HERKES DOĞAL ÜYESİDİR
HPC’de üye alımı diye bir şey yoktur. Rojava/Kuzey-Doğu Suriye toprakları üzerinde, Demokratik Özerk Yönetim çatısı altında yaşayan her ulus ve toplumsal yapıdan insanlar, HPC’nin doğal üyesidir. Yurtsever olmaları, düşmanın işgal saldırılarını kabul etmemesi ve ona karşı direnmeyi istemesi, Rojava Devrimi’nin kazanımlarını korumayı amaçlayan her insan, HPC üyesi olabilir. Bundan dolayı halkın her üyesi, aynı zamanda HPC’nin de üyesidir. Kıstaslar bunlardır.

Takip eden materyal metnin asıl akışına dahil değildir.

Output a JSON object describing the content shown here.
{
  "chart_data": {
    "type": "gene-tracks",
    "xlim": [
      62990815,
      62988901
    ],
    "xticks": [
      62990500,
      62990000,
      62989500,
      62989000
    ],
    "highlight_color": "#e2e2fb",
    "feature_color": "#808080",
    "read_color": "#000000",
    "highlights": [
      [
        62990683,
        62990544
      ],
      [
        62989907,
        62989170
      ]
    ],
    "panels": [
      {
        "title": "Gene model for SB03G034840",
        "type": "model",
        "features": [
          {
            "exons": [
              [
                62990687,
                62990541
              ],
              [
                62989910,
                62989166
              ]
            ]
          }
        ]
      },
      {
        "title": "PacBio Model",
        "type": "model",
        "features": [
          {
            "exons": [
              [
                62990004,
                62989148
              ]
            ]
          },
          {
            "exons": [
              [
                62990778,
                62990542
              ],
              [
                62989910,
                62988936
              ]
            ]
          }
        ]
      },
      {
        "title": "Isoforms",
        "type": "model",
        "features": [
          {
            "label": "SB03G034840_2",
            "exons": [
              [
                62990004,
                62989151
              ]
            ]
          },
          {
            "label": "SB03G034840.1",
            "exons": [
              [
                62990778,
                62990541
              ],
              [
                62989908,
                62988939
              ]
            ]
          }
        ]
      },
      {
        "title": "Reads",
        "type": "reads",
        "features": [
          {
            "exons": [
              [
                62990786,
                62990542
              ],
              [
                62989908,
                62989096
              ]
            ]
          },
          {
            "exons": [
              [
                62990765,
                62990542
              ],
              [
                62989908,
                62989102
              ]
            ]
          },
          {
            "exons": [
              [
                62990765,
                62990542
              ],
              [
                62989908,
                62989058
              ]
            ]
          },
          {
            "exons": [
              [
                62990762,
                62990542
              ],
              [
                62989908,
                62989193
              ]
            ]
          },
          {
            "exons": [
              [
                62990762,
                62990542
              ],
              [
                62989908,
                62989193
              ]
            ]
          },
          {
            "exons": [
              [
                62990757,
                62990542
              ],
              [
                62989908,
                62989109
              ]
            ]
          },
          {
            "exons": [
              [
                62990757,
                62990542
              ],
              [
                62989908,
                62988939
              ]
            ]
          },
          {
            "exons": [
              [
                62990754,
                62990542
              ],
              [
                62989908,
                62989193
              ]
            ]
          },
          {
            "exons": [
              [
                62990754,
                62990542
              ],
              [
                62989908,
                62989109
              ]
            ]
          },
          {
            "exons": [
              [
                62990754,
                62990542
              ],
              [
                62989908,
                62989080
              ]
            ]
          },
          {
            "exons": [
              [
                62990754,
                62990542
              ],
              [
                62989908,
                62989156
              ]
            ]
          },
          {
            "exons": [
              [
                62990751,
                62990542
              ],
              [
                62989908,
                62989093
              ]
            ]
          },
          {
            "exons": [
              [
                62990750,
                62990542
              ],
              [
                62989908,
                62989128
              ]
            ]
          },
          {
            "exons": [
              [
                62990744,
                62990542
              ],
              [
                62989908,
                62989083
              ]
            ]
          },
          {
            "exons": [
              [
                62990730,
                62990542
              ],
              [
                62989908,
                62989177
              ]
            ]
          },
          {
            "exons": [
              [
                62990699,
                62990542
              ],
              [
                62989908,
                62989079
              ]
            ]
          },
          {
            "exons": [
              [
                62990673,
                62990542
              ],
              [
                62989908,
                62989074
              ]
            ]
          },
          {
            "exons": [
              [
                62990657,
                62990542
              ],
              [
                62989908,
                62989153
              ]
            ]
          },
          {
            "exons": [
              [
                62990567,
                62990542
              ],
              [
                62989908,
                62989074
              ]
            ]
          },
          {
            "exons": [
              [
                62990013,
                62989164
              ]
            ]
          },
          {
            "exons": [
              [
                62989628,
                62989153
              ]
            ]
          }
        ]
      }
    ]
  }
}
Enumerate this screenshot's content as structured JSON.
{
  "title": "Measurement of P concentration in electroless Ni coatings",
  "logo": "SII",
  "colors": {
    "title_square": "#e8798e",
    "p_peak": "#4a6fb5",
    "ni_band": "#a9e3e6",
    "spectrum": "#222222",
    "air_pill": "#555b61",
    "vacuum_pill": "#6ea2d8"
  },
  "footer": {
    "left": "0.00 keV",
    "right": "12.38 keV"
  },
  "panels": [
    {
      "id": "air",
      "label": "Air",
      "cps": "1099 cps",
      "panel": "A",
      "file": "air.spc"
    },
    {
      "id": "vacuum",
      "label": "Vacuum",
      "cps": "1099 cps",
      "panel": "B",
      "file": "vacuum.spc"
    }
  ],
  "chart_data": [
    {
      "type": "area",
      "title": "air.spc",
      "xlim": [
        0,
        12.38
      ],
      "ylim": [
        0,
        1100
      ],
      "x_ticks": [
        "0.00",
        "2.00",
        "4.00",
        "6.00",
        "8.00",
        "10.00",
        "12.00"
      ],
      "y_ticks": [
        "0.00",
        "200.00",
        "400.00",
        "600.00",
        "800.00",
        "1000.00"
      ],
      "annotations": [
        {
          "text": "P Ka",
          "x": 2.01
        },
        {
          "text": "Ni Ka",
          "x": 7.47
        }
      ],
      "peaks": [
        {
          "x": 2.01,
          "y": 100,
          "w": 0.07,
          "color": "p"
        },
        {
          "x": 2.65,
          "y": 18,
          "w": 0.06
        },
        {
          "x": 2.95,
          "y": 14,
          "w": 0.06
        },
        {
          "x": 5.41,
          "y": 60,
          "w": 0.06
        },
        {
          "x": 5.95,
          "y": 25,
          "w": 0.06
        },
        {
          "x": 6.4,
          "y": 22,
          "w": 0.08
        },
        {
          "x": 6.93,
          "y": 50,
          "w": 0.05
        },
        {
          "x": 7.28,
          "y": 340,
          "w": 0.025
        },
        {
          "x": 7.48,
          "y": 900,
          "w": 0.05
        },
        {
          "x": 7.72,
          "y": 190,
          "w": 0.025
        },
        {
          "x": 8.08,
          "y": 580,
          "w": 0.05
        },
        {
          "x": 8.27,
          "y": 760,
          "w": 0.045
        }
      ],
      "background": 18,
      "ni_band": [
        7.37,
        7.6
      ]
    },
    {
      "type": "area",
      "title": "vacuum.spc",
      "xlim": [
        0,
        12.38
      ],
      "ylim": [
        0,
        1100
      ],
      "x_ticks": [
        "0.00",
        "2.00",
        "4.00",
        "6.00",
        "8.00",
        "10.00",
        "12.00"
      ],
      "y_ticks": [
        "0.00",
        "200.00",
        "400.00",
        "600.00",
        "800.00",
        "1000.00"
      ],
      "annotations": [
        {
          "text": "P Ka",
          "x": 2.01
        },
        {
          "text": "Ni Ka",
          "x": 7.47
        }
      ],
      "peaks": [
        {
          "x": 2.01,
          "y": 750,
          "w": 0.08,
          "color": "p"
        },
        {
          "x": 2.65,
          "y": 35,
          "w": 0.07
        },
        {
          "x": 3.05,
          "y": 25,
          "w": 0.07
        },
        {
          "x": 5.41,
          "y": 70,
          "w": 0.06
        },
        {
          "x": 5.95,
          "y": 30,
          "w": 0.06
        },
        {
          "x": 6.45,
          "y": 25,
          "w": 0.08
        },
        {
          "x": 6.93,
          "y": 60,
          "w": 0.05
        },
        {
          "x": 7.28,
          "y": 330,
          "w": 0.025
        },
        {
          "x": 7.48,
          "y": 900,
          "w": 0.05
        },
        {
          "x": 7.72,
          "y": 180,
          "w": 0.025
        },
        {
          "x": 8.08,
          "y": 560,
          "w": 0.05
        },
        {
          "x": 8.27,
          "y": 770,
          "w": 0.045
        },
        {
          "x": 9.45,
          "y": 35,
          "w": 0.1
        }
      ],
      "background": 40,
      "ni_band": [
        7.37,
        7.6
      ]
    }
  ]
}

HPC yönetim yapısı olarak bir kurum gibi de çalışıyor. Açıktadır, halkın içindedir, kurumları mevcuttur. Aynı zamanda halktan katılan binlerce aktif üyesi de vardır ve bunlar da günlük olarak çalışmalarının yürütüyor. Daha geniş çerçevede üyeler de vardır ki bunlar da istendiği zaman kısa sürede aktif olabilen üyelerdir. Her HPC üyesi bir eğitim sürecinden geçer. Bu eğitim süreçleri etkinlik ve aktivitelerine göre farklılıklar göstermektedir. Aktif üyeler, akademiler düzeyinde eğitim görüyor.
SAVAŞA AKTİF KATILACAK
Türk devletine karşı yapılan Devrimci Halk Savaşı hazırlıklarına aktif katılan HPC, Rojava Devrimi’nin korunması amacıyla kuruluş amaçları doğrultusunda hareket edecek, işgalci güçlere karşı savaşacak. İhtiyaç duyulan yerlerde YPG-YPJ’nin yanında yer alacak, ihtiyaç duyulan yerlerde birlikte savaşacak, ihtiyaç duyulan yerlerde de savunma görevlerini yürütecek. HPC, saldırıya karşı cephenin önü-arkası demeden savaşa katılacak. İşgal saldırısı durumunda HPC ve üyeleri açısından geçerli olan tek görev, ülkenin ve halkın savunması olacak, diğer zamanlarda geçerli olan tüm işler ikinci planda kalacak. HPC, düşmanın işgal saldırılarına karşı her imkân ve gücüyle direniş saflarında yerini alacak, öz savunma görevlerini yerine getirecek.